Si le commissaire se félicite de l’adoption en mai 2013 d’une circulaire mettant en place un protocole d’évaluation par les services de l’aide sociale à l’enfance (entretien, vérification des documents d’état civil, examen médical), « il regrette que l’Outre-mer n’entre pas dans le champ d’application de la circulaire alors même que le département de Mayotte est particulièrement concerné par la présence des MIE sur son territoire. »
- Accueil et prise en charge des mineurs isolés étrangers
Sur cette question, le rapporteur se dit « particulièrement préoccupé par les informations qu’il a reçues s’agissant des conditions d’accueil et de prise en charge des MIE à Mayotte. Il attire l’attention des autorités françaises sur le fait que leur décision de ne pas étendre le champ d’application de la circulaire de la ministre de la Justice de 2013 à l’Outre-mer ne les délie pas des obligations en matière de prise en charge des mineurs isolés étrangers découlant de leurs engagements internationaux. » Dans ses recommandations, le commissaire invite évidemment les autorités françaises à étendre à l’Outre-mer les modalités de prise en charge des mineurs isolés étrangers définis par la circulaire Taubira.
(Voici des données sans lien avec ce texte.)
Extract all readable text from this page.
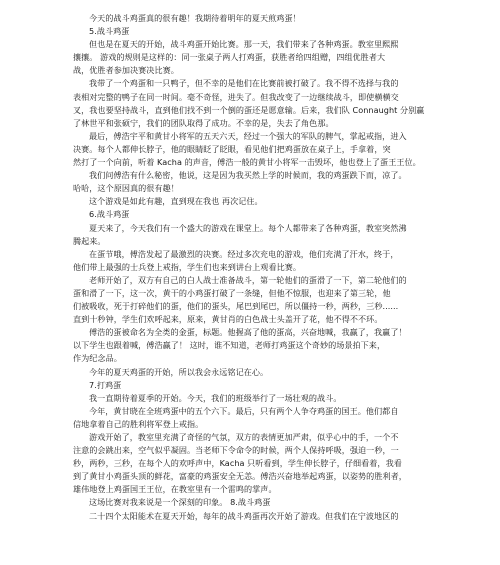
今天的战斗鸡蛋真的很有趣！我期待着明年的夏天煎鸡蛋！
5.战斗鸡蛋
但也是在夏天的开始，战斗鸡蛋开始比赛。那一天，我们带来了各种鸡蛋。教室里熙熙
攘攘。 游戏的规则是这样的：同一张桌子两人打鸡蛋，获胜者给四组赠，四组优胜者大
战，优胜者参加决赛决比赛。
我带了一个鸡蛋和一只鸭子，但不幸的是他们在比赛前被打破了。我不得不选择与我的
表相对完整的鸭子在同一时间。毫不奇怪，进失了。但我改变了一边继续战斗，即使横横交
叉，我也要坚持战斗，直到他们找不到一个倒的蛋还是愿意输。后来，我们队 Connaught 分别赢
了林世平和张硕宁，我们的团队取得了成功。不幸的是，失去了角色那。
最后，傅浩宇平和黄甘小将军的五天六天，经过一个强大的军队的脾气，掌起戒指，进入
决赛。每个人都伸长脖子，他的眼睛眨了眨眼，看见他们把鸡蛋放在桌子上，手拿着，突
然打了一个向前，听着 Kacha 的声音，傅浩一般的黄甘小将军一击毁坏，他也登上了蛋王王位。
我们问傅浩有什么秘密，他说，这是因为我买然上学的时候而，我的鸡蛋跌下而，凉了。
哈哈，这个原因真的很有趣！
这个游戏是如此有趣，直到现在我也 再次记住。
6.战斗鸡蛋
夏天来了，今天我们有一个盛大的游戏在课堂上。每个人都带来了各种鸡蛋，教室突然沸
腾起来。
在蛋节哦，傅浩发起了最激烈的决赛。经过多次充电的游戏，他们充满了汗水，终于，
他们带上最强的士兵登上戒指，学生们也来到讲台上观看比赛。
老师开始了，双方有自己的白人战士准备战斗，第一轮他们的蛋滑了一下，第二轮他们的
蛋和滑了一下，这一次，黄干的小鸡蛋打破了一条缝，但他不惊服，也迎来了第三轮，他
们被吸收，死于打碎他们的蛋，他们的蛋头，尾巴到尾巴，所以僵持一秒，两秒，三秒......
直到十秒钟，学生们欢呼起来，原来，黄甘肖的白色战士头盖开了花，他不得不不环。
傅浩的蛋被命名为全类的金蛋，标题。他握高了他的蛋高，兴奋地喊，我赢了，我赢了！
以下学生也跟着喊，傅浩赢了！ 这时，谁不知道，老师打鸡蛋这个奇妙的场景拍下来，
作为纪念品。
今年的夏天鸡蛋的开始，所以我会永远铭记在心。
7.打鸡蛋
我一直期待着夏季的开始。今天，我们的班级举行了一场壮观的战斗。
今年，黄甘晓在全班鸡蛋中的五个六下。最后，只有两个人争夺鸡蛋的国王。他们都自
信地拿着自己的胜利将军登上戒指。
游戏开始了，教室里充满了奇怪的气氛，双方的表情更加严肃，似乎心中的手，一个不
注意的会跳出来，空气似乎凝固。当老师下令命令的时候，两个人保持呼吸，强迫一秒，一
秒，两秒，三秒，在每个人的欢呼声中，Kacha 只听看到，学生伸长脖子，仔细看着，我看
到了黄甘小鸡蛋头顶的鲜花，富豪的鸡蛋安全无恙。傅浩兴奋地举起鸡蛋，以姿势的胜利者，
雄伟地登上鸡蛋国王王位，在教室里有一个雷鸣的掌声。
这场比赛对我来说是一个深刻的印象。 8.战斗鸡蛋
二十四个太阳能术在夏天开始，每年的战斗鸡蛋再次开始了游戏。但我们在宁波地区的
- Procédures relatives aux demandes et contestations de refus de titre de séjour et à l’éloignement
Le rapport s’inquiète du régime dérogatoire prévalant en Outre-mer, où les recours dirigés contre les obligations de quitter le territoire (OQTF) et les arrêtés préfectoraux de reconduite à la frontière sont dépourvus d’effet suspensif de plein droit.
Le Commissaire note également avec préoccupation « que le projet de loi relatif au droit des étrangers en France entend maintenir une dérogation à la règle du recours suspensif de plein droit sur l’OQTF en raison de "la pression migratoire" qui s’exerce sur les territoires ultramarins, en particulier Mayotte et la Guyane. Ce projet prévoit certes la possibilité de saisir le juge administratif d’un référé-liberté pour obtenir la suspension de l’éloignement du territoire, mais ce recours d’urgence risque d’être insuffisant s’il est procédé à l’exécution de l’OQTF avant que la personne intéressée ait pu saisir le juge des référés. »
Nils Muižnieks estime donc, s’agissant de l’Outre-mer, que la pression migratoire subie par un territoire ne devrait pas justifier des dérogations ayant pour effet de restreindre les garanties procédurales en matière d’asile et d’immigration.